今回のスタディーツアーについて

 このツアーは、決して言葉で語っても通じないものがあると感じたものだった。勿論、アブラヤシのプランテーション、オランウータンの保護施設などは、写真と説明などで補完できる。アブラヤシのプランテーションは、とにかく圧巻の一言である。最初にクアラルンプールの空港に着いたとき、緑に囲まれているのかと思っていたが、それは全てプランテーションだった。そして、実際に見学させてもらったプランテーションは更に驚くべきものだった。事前に学習していたこととは、違うことがあふれていたのである。アブラヤシの木は低く、実のなる期間も1ケ月ほど短くなっているのである。そして、何より暑かった。最近は、インドネシアからの出稼ぎに来る人が多く働いているそうだが、あの炎天下の下、農薬に囲まれながら生活しているという事実を聞くと、少し心が痛くなった。しかし、いまやアブラヤシは日本にとって欠かせないものになっている。無策にプランテーションに反対することができる立場にいないという、なんとも歯がゆい立場がもどかしかった。どうか将来、このプランテーションの問題がよい方向に向かってくれることを願う。また、オランウータンの保護施設や日本人墓地、様々な宗教の寺院の見学など、自分の見識を深めるにはとてもよい経験、そして思い出になった。
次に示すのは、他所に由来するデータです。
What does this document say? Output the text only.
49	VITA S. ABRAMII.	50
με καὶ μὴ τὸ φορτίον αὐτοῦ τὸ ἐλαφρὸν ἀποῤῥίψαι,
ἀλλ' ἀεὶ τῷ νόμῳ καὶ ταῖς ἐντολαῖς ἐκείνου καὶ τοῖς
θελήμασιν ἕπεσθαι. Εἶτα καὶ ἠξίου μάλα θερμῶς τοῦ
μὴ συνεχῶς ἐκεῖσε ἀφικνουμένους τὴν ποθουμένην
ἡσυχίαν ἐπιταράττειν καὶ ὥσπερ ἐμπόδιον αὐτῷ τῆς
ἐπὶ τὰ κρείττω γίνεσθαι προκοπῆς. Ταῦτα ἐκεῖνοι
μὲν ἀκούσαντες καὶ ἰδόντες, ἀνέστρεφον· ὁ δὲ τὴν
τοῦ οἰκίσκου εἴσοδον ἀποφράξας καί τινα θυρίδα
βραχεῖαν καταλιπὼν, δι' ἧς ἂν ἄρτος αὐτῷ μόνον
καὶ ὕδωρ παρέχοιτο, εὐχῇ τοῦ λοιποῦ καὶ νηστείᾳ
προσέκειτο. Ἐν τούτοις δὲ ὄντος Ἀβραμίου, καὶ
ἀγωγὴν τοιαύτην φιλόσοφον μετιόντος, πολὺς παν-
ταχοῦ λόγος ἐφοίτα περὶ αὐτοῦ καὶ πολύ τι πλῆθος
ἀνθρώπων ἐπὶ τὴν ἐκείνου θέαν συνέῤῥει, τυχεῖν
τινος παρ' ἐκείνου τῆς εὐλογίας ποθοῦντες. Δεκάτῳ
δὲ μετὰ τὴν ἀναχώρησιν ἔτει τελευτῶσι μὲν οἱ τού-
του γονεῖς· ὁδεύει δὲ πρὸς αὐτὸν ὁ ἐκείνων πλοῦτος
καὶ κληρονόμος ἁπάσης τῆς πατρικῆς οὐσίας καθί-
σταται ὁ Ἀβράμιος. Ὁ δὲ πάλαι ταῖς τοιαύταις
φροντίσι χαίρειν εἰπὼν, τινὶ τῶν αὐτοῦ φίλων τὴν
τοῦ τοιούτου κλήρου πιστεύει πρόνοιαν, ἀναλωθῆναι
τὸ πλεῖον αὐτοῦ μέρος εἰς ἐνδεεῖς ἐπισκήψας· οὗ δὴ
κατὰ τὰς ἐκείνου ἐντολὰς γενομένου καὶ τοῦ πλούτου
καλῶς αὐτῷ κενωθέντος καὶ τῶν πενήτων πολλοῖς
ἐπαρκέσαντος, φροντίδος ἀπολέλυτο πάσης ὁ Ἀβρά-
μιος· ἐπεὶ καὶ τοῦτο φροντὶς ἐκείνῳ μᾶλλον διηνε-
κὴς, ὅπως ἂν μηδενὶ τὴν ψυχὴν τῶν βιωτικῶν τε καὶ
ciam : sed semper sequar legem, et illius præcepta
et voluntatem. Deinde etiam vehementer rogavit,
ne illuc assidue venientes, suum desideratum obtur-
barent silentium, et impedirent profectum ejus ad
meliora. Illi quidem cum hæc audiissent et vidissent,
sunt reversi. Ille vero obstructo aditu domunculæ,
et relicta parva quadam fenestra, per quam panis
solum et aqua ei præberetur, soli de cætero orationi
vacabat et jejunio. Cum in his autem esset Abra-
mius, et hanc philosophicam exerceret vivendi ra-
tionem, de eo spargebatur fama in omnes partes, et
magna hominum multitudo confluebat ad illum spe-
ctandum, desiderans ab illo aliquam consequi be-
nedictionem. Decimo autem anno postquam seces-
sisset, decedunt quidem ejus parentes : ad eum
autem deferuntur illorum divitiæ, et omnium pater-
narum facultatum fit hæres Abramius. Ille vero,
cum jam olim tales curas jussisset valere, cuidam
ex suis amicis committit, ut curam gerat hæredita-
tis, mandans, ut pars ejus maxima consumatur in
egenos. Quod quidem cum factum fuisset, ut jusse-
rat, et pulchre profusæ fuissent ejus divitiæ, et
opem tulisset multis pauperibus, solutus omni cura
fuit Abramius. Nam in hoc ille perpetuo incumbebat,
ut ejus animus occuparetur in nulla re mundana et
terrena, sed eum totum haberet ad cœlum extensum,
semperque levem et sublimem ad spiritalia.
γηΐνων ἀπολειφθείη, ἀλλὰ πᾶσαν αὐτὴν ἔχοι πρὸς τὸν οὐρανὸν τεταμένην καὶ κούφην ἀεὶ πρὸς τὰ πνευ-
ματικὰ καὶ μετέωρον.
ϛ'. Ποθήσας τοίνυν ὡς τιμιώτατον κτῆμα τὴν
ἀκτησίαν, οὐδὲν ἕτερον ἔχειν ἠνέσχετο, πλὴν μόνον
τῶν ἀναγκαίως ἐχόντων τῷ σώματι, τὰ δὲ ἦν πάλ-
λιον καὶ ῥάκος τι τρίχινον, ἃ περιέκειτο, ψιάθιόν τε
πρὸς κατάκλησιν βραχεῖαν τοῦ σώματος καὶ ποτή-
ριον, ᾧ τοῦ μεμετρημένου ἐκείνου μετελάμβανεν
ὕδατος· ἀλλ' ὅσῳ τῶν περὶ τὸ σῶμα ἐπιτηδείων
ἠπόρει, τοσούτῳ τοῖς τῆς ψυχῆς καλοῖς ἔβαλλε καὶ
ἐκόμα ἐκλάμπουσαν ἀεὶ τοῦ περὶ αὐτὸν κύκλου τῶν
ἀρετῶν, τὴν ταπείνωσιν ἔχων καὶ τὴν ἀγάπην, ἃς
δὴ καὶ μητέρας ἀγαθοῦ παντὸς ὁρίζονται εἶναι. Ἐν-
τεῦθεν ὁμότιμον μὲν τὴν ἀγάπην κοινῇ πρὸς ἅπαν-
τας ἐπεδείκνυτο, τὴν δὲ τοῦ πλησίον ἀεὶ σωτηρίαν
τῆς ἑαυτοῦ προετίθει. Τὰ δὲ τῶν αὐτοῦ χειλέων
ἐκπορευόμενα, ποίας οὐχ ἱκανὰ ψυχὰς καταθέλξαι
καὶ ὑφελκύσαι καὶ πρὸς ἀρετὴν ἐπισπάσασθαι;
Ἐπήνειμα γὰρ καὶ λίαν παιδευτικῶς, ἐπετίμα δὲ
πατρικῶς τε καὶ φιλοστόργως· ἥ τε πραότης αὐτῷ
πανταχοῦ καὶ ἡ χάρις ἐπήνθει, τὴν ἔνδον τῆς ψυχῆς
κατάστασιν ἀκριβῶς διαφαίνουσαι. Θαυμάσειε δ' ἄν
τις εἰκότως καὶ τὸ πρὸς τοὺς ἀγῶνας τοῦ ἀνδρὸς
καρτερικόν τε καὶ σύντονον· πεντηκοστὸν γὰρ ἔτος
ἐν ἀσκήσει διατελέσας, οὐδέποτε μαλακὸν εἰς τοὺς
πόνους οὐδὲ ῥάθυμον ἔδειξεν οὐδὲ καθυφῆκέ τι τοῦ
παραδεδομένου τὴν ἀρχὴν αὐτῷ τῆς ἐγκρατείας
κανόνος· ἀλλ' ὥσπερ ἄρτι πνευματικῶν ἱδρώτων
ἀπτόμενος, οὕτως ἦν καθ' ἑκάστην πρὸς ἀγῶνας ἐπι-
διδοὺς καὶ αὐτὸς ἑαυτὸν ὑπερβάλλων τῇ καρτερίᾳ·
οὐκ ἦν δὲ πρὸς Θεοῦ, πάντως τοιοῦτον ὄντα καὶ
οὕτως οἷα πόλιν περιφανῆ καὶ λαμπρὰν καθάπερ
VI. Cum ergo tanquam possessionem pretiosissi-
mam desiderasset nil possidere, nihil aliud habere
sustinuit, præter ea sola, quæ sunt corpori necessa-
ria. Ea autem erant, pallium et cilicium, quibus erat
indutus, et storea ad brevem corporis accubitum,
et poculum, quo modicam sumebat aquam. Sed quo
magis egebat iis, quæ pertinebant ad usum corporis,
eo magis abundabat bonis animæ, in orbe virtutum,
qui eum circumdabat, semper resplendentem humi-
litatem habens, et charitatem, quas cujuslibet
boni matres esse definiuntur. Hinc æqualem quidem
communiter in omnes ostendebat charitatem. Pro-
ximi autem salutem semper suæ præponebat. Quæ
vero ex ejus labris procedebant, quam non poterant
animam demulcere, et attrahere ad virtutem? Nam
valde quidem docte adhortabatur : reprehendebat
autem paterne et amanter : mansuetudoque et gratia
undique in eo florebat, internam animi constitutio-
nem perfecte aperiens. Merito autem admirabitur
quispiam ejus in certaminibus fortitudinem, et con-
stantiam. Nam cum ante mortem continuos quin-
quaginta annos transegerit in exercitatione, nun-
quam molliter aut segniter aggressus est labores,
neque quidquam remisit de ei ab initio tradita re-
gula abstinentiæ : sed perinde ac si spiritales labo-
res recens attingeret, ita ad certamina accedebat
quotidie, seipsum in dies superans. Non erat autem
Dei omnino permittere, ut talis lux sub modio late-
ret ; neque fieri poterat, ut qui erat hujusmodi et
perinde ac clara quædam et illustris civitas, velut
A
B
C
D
 しかし、イバンの人々と寝食を共に過ごさせてもらった経験は、しないと全く分からないものなのだ。ロングボートで村に着いたときから、みんなにお別れを言うまでの間、明らかに今まで経験したこの無いものを、見たり、聞いたり、触ったり。恐らく、この機会が無ければ、自分は一生この体験をすることはできなかったように思う。特に、自分の中でも感動的だったのが、自然との共存が、ありのままに存在することである。ロングハウスの外に出れば、360度に森林が広がっている。そんなものは、日本でも存在するじゃないかと思う人もいると思うが、その中央に人が住んでいるのである。それが一番大きな違いなのだ。勿論、イバンの人々も、貨幣文化と全く縁が無いというわけではない。生活一つ一つには、やはりお金がかかってくるものである。しかし、現地の人々はそれに甘えようとはしない。食料は自分の土地で栽培する人が多く、身近な道具を作る素材だって、ジャングルの中から採集したりもする。そうやって、必ずしも便利な方向に頼らないという人々の心には、何か惹きつけられるものがある。このツアーで、自分に得たものはとても大きい。言語が違う人たちとのコミュニケーションをとろうとすることの難しさ、イバンと日本の習慣の違いの交流、そして、初対面の自分たちに、まるで家族に接するようにやさしくしてくれたこと。それらの全ては、今回のツアーに行ってよかったと,思ったことで、特筆すべきことだ。しかし、よいことばかりではない。食事や環境が体に合わない点もあったし、外国にいるという不安が自分を襲うこともあった。しかし、それすらも通り越して、あの人たちと過ごした日々は、すばらしいものだった。また機会があれば、ぜひまたあの人たちと会いたいと思う。